Analysts at the China International Capital Corporation believe the upward, though volatile, trend in A-shares that began on Sept 24, 2024, will likely continue. However, following valuation recovery, fundamentals will become increasingly important. CICC forecasts that full-market earnings growth could reach 4.7 percent in 2026, with more industries experiencing both high prosperity and turning points in performance.

In its 2026 outlook, CITIC Securities said that China's A-share market is heading toward a "low-volatility slow bull market", with "global exposure" becoming a core factor in market assessments. According to the report, companies with high overseas exposure contributed 39 percent of profits and 35 percent of market capitalization within the non-financial A-share universe — enough to influence overall market trends.

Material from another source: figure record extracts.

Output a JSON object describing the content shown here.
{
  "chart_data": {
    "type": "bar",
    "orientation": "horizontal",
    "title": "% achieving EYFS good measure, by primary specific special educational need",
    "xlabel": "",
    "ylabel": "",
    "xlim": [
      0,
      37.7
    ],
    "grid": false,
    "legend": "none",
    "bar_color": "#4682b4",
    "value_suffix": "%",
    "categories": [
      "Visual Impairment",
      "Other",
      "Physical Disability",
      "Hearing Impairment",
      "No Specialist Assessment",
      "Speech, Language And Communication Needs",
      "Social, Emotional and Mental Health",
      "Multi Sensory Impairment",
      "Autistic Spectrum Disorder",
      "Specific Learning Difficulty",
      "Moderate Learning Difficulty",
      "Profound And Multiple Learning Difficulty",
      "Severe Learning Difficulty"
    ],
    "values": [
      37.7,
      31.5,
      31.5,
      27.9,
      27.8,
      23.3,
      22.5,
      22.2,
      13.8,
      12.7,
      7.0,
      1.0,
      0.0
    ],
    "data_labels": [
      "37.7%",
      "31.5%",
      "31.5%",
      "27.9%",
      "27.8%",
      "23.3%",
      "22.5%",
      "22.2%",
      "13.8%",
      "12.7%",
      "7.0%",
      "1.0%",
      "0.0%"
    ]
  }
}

Over the 15th Five-Year Plan period (2026-30), Chinese enterprises are expected to gain greater pricing power within global value chains, laying the foundation for this slow bull market.

Zhang Gang, an analyst at Central China Securities, noted that the average price-to-earnings ratios for the Shanghai Composite Index and ChiNext Index currently stand at 16.14 and 47.93 times, respectively — above their median levels over the past three years — making the current period favorable for medium- to long-term positioning.

October financial data shows that households are continuing to shift their assets toward financial products, providing incremental capital to the market. In the short term, the market is expected to remain in a stable but fluctuating pattern, said Zhang.

Another Central China Securities analyst, Xu Zhi, said in a report that looking ahead to 2026, as valuation reversion gains momentum, the value-oriented style in the A-share market is expected to gradually strengthen. Meanwhile, risk-averse capital, particularly from insurance and bond funds, is gradually shifting toward "fixed income plus" and multi-asset strategies. High-dividend assets and undervalued value stocks are expected to attract key incremental capital.